The Mathews Lift X 33 is a $1,469 aluminum hunting flagship whose real selling point is not on the spec sheet - it is the Allen key that lets you tune the bow yourself. Limb Shift Technology moves paper tuning out of the pro shop and onto your tailgate, and the reworked ARC7 limbs put the 2024 Lift's durability question to rest. On the numbers it is up to 343 fps IBO and a genuinely light 4.26 lbs for a 33-inch frame, delivering high-270s to near-300 fps with real hunting arrows. What I keep coming back to is the shot: a firm back wall, a dead-quiet release with no hand shock, and a long riser that holds the pin still - a package that makes a patient shooter more accurate. The short valley and the personal-fit grip are the only things to try before you buy, and both are easy to work around. An excellent bow for the whitetail-and-western hunter who wants one quiet, forgiving, endlessly tunable rig to carry across seasons and even onto a 3D range.

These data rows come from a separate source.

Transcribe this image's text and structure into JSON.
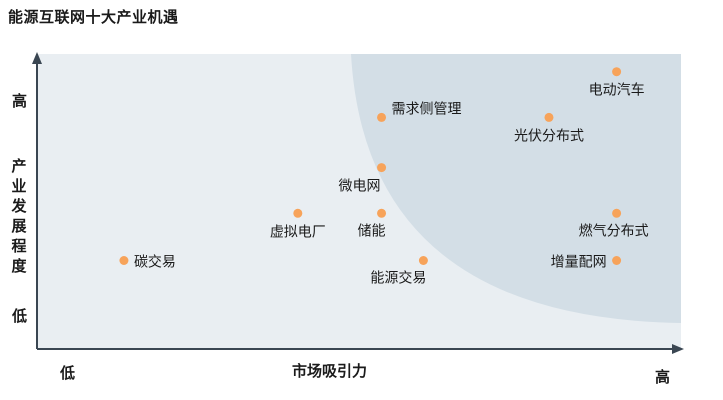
{
  "chart_data": {
    "type": "scatter",
    "title": "能源互联网十大产业机遇",
    "xlabel": "市场吸引力",
    "ylabel": "产业发展程度",
    "x_low_label": "低",
    "x_high_label": "高",
    "y_low_label": "低",
    "y_high_label": "高",
    "xlim": [
      0,
      10
    ],
    "ylim": [
      0,
      10
    ],
    "grid": false,
    "colors": {
      "plot_background": "#e9eef2",
      "highlight_region": "#d3dee6",
      "axis": "#3a4652",
      "marker": "#f7a35a"
    },
    "points": [
      {
        "label": "碳交易",
        "x": 1.35,
        "y": 3.0
      },
      {
        "label": "虚拟电厂",
        "x": 4.05,
        "y": 4.6
      },
      {
        "label": "储能",
        "x": 5.35,
        "y": 4.6
      },
      {
        "label": "微电网",
        "x": 5.35,
        "y": 6.15
      },
      {
        "label": "需求侧管理",
        "x": 5.35,
        "y": 7.85
      },
      {
        "label": "能源交易",
        "x": 6.0,
        "y": 3.0
      },
      {
        "label": "光伏分布式",
        "x": 7.95,
        "y": 7.85
      },
      {
        "label": "电动汽车",
        "x": 9.0,
        "y": 9.4
      },
      {
        "label": "燃气分布式",
        "x": 9.0,
        "y": 4.6
      },
      {
        "label": "增量配网",
        "x": 9.0,
        "y": 3.0
      }
    ]
  }
}
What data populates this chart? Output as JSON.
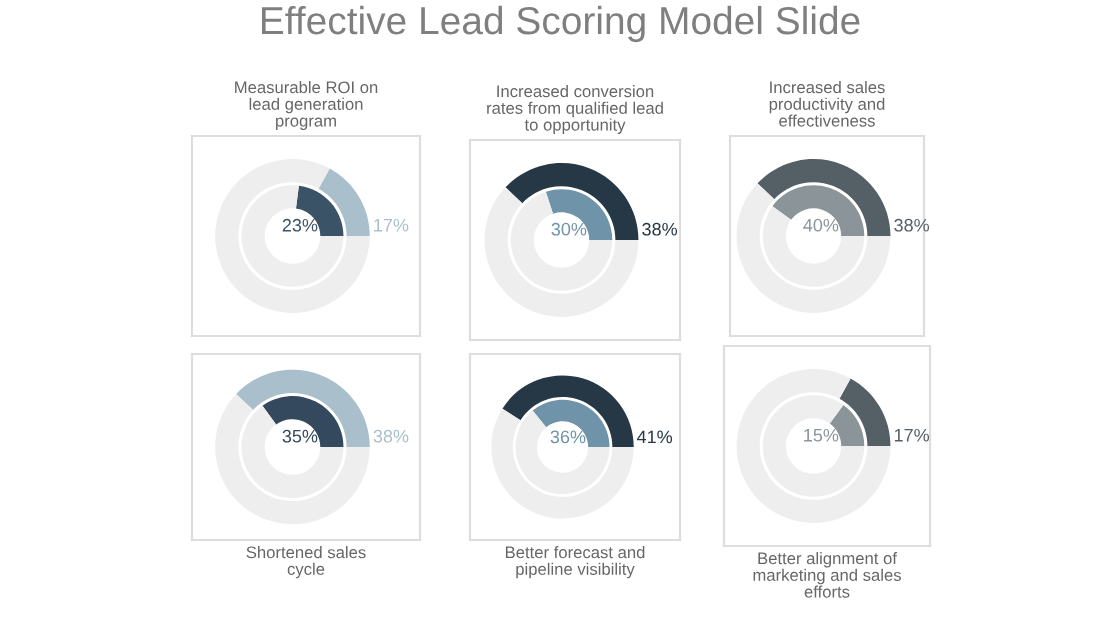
{
  "chart_data": [
    {
      "type": "other",
      "title": "Effective Lead Scoring Model Slide"
    },
    {
      "type": "donut",
      "title": "Measurable ROI on\nlead generation\nprogram",
      "series": [
        {
          "colors": [
            "#3b5366",
            "#eeeeee"
          ],
          "values": [
            23,
            77
          ],
          "value_labels": [
            "23%",
            null
          ]
        },
        {
          "colors": [
            "#a9bfcc",
            "#eeeeee"
          ],
          "values": [
            17,
            83
          ],
          "value_labels": [
            "17%",
            null
          ]
        }
      ]
    },
    {
      "type": "donut",
      "title": "Increased conversion\nrates from qualified lead\nto opportunity",
      "series": [
        {
          "colors": [
            "#6f93a8",
            "#eeeeee"
          ],
          "values": [
            30,
            70
          ],
          "value_labels": [
            "30%",
            null
          ]
        },
        {
          "colors": [
            "#263845",
            "#eeeeee"
          ],
          "values": [
            38,
            62
          ],
          "value_labels": [
            "38%",
            null
          ]
        }
      ]
    },
    {
      "type": "donut",
      "title": "Increased sales\nproductivity and\neffectiveness",
      "series": [
        {
          "colors": [
            "#8a9499",
            "#eeeeee"
          ],
          "values": [
            40,
            60
          ],
          "value_labels": [
            "40%",
            null
          ]
        },
        {
          "colors": [
            "#555f66",
            "#eeeeee"
          ],
          "values": [
            38,
            62
          ],
          "value_labels": [
            "38%",
            null
          ]
        }
      ]
    },
    {
      "type": "donut",
      "xlabel": "Shortened sales\ncycle",
      "series": [
        {
          "colors": [
            "#34495e",
            "#eeeeee"
          ],
          "values": [
            35,
            65
          ],
          "value_labels": [
            "35%",
            null
          ]
        },
        {
          "colors": [
            "#a9bfcc",
            "#eeeeee"
          ],
          "values": [
            38,
            62
          ],
          "value_labels": [
            "38%",
            null
          ]
        }
      ]
    },
    {
      "type": "donut",
      "xlabel": "Better forecast and\npipeline visibility",
      "series": [
        {
          "colors": [
            "#6f93a8",
            "#eeeeee"
          ],
          "values": [
            36,
            64
          ],
          "value_labels": [
            "36%",
            null
          ]
        },
        {
          "colors": [
            "#263845",
            "#eeeeee"
          ],
          "values": [
            41,
            59
          ],
          "value_labels": [
            "41%",
            null
          ]
        }
      ]
    },
    {
      "type": "donut",
      "xlabel": "Better alignment of\nmarketing and sales\nefforts",
      "series": [
        {
          "colors": [
            "#8a9499",
            "#eeeeee"
          ],
          "values": [
            15,
            85
          ],
          "value_labels": [
            "15%",
            null
          ]
        },
        {
          "colors": [
            "#555f66",
            "#eeeeee"
          ],
          "values": [
            17,
            83
          ],
          "value_labels": [
            "17%",
            null
          ]
        }
      ]
    }
  ]
}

Buyers who want more speed for less money should also look at the Bowtech SR350, and those chasing the most compact, maneuverable version of this exact technology should consider the shorter Lift X 29.5.

User Reviews

  • 1 review
  • ( out of review for all versions)
The bow is Awesome...

Version: 2025 Mathews Lift X 33

Rating:

Pros: very lightweight and love the grip

Cons: some of the non Mathews accessories can be difficult to fit properly

Full review:

The bow is lightweight and has a smooth draw cycle. The bow is very quiet, fast and dead in the hand. It can be difficult to put some non Mathews accessories such as Axcel Landslide sight and E-Tac sight light. I was able to use a windage adapter plate for the sight issue and the E-Tac was mounted on the sight bar in front of the riser...turned out very nice. Just have to think outside the box if you decide to use non Mathews accessories. Overall I love the bow and the performance I get from it... These bows come at a very high price. The bridgelock stabs will cost 200 each and the low profile quiver is 250...expensive but you only have to pay for it once...get over it and enjoy shooting.